O promotor do Rio Grande do Sul Eugênio Paes Amorim foi suspenso por 53 dias sem direito a salário pelo Conselho Nacional do Ministério Público (CNMP). Por nove votos a dois, os conselheiros puniram o promotor por manifestação ofensiva e incentivadora do ódio e da intolerância em publicações feitas na internet, em março de 2018. (leia abaixo)

Conforme o órgão, após a publicação do acórdão da decisão, o CNMP notifica o Ministério Público do RS. Cabe ao procurador-geral de Justiça do estado aplicar a pena de suspensão. Não há prazo definido para isso. O promotor pode recorrer da decisão, ao próprio CNMP.

O julgamento do processo administrativo disciplinar aconteceu na terça-feira (11), em Brasília. Os conselheiros do CNMP votaram a partir de uma portaria da Corregedoria Nacional, de maio daquele mesmo ano, que destacou publicações feitas por Amorim em que afirma ser “anti-socialista”, além de insultar partidos de esquerda e questionar o envolvimento da vereadora Marielle Franco com o narcotráfico.
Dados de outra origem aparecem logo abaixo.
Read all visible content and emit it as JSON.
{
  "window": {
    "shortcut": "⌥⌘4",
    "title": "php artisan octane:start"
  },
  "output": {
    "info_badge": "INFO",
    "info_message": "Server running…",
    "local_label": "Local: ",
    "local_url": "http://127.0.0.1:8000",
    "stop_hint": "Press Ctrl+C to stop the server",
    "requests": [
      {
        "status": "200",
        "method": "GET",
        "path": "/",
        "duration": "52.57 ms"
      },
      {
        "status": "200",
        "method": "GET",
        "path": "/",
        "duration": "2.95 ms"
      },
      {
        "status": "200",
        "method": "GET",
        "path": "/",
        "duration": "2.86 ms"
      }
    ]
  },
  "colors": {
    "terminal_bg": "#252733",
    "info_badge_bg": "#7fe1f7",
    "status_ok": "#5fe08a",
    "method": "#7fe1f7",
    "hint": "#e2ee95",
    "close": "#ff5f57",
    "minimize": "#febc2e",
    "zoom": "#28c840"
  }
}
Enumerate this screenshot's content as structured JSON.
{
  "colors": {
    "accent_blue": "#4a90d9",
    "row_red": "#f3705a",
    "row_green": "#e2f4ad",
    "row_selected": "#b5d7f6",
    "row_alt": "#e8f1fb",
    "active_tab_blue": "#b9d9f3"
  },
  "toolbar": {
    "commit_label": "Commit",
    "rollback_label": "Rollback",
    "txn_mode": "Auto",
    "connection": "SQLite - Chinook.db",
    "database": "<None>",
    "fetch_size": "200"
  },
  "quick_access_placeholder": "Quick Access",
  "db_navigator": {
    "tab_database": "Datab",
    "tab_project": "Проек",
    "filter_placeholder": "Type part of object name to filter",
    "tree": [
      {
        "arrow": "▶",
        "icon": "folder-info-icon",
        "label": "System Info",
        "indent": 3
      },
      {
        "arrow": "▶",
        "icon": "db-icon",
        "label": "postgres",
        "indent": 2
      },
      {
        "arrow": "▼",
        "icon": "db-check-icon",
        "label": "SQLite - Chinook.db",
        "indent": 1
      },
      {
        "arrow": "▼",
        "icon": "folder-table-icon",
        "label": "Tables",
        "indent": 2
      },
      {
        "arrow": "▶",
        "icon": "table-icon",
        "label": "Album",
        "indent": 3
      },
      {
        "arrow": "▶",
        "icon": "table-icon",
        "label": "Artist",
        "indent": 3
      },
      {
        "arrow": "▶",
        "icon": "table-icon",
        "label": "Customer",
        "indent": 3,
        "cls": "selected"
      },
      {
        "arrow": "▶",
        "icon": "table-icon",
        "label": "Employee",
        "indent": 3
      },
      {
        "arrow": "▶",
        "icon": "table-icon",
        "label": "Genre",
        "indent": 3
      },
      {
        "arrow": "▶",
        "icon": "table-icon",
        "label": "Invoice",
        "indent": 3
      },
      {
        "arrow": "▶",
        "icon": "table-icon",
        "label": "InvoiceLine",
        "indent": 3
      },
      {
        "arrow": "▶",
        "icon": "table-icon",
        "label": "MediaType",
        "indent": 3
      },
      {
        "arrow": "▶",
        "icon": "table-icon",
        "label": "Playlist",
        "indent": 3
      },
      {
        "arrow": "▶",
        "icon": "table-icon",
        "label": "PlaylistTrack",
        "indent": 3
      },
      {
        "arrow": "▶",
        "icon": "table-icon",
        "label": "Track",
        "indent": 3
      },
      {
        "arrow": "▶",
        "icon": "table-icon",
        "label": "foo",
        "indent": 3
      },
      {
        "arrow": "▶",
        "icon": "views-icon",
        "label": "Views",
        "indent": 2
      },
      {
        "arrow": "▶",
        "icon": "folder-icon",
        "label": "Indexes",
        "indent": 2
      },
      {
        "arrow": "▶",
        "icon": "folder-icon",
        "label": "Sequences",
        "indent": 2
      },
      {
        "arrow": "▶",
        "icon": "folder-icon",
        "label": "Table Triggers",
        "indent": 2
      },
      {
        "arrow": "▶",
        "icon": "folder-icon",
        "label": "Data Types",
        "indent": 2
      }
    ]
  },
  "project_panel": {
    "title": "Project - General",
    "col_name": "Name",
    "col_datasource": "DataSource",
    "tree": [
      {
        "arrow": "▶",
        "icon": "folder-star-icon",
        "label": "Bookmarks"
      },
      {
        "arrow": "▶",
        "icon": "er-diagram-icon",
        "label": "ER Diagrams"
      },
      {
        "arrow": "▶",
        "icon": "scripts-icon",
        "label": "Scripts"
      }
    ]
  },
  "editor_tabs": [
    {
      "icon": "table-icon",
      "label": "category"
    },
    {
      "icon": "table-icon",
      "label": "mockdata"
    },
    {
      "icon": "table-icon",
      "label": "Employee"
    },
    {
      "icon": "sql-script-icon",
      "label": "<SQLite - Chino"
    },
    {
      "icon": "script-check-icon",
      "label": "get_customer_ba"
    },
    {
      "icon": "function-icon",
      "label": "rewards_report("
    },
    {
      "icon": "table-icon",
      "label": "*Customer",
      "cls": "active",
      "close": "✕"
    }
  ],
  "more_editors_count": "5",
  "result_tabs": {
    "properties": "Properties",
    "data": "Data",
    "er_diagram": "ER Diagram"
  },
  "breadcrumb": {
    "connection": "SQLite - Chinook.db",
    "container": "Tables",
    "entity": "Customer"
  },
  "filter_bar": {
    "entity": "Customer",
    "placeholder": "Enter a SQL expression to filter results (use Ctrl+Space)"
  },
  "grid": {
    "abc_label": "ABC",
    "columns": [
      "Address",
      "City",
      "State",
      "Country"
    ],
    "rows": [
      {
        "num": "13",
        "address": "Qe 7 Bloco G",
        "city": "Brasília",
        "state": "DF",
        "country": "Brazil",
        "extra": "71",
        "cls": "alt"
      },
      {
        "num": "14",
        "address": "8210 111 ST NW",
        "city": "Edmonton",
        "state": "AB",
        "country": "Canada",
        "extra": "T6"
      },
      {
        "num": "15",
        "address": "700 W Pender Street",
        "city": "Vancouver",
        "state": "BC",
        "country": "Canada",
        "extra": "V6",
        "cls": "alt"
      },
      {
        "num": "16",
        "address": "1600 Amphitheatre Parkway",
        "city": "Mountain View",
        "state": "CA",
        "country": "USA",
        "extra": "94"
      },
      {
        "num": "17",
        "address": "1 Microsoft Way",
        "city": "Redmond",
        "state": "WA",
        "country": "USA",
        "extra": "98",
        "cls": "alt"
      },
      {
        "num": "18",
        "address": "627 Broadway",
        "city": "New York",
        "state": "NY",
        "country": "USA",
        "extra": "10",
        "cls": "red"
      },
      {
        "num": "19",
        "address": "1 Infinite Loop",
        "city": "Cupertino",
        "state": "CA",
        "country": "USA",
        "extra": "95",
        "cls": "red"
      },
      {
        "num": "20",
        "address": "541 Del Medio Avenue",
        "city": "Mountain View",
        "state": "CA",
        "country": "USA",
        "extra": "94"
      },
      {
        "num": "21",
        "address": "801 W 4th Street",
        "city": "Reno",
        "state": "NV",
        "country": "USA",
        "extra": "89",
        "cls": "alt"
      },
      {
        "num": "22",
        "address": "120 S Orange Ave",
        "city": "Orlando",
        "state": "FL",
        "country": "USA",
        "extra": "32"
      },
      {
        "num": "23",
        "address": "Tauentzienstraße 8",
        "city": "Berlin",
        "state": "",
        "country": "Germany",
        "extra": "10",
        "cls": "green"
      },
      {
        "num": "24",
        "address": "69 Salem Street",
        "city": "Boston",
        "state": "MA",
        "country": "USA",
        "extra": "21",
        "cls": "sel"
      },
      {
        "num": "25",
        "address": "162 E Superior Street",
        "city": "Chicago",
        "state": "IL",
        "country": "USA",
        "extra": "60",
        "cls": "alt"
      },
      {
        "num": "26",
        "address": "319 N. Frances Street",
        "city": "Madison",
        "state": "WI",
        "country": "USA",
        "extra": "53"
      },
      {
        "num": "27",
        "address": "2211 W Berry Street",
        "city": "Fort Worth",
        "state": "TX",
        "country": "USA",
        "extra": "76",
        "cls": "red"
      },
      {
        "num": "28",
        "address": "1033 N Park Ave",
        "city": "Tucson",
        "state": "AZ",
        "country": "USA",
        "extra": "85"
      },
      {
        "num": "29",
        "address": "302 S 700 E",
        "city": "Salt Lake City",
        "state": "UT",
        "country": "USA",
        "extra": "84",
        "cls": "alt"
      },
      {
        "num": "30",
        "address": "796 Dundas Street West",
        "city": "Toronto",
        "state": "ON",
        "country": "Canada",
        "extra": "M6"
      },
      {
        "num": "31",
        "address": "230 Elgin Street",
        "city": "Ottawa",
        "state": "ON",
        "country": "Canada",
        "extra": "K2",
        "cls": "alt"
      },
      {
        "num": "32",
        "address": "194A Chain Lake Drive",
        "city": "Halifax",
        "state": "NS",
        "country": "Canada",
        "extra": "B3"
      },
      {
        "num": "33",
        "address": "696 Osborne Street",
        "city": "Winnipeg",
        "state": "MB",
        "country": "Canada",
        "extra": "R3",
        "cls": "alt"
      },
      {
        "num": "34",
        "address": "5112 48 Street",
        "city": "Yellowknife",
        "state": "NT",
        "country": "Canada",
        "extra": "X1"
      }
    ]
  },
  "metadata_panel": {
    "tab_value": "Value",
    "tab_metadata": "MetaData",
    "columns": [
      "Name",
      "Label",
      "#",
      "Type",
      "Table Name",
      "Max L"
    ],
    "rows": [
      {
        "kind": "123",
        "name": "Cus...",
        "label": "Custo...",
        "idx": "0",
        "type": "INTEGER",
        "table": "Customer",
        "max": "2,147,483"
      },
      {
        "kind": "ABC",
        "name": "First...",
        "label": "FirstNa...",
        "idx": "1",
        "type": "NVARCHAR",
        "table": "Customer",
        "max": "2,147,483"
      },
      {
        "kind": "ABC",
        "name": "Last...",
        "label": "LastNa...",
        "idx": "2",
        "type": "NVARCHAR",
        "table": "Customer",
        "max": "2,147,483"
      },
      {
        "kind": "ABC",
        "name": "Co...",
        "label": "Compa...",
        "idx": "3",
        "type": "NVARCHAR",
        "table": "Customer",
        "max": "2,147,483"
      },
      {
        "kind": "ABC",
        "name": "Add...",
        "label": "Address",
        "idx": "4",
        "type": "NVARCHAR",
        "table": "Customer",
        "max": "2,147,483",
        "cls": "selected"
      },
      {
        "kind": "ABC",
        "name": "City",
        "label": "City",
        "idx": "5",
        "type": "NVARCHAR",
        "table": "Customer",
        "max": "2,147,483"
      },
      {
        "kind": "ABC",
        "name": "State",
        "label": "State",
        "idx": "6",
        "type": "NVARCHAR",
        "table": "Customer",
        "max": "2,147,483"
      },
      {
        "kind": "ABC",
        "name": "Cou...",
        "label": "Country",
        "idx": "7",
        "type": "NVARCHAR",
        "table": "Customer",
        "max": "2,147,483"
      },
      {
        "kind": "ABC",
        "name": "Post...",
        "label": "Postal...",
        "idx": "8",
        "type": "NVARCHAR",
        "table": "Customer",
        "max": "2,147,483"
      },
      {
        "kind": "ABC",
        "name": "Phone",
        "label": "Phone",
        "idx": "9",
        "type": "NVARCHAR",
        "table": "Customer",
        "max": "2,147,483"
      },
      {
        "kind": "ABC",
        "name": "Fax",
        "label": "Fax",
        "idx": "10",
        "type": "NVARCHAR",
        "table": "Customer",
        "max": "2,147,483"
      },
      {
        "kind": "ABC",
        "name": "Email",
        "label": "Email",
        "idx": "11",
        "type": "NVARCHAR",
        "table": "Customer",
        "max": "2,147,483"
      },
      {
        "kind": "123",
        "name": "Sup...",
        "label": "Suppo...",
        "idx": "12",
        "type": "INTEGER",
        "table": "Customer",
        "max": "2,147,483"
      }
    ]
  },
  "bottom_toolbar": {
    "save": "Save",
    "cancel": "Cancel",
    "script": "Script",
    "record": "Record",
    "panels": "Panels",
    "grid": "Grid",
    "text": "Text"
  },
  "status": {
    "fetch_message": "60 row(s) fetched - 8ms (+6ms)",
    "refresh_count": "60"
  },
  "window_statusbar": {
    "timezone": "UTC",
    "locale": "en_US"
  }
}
Na portaria, o corregedor Orlando Rochadel Moreira sustentou que Amorim se manifestou de maneira ofensiva e incentivou o ódio e intolerância. Os conselheiros votaram cinco pontos levantados pelo corregedor com relação ao que foi publicado pelo promotor:

– ofendeu a imagem e atacou o partido político PSOL;

– incitou a proibição da ideologia comunista;

– exprimiu ódio a minorias;

– denegriu e menosprezou atribuição constitucional do Ministério Público disposta no artigo 127, “caput” da Constituição Federal;

– comprometeu a imagem dos milhares de membros do Ministério Público Eleitoral que atuam de maneira imparcial para garantir a lisura das eleições ao longo de todo o Brasil.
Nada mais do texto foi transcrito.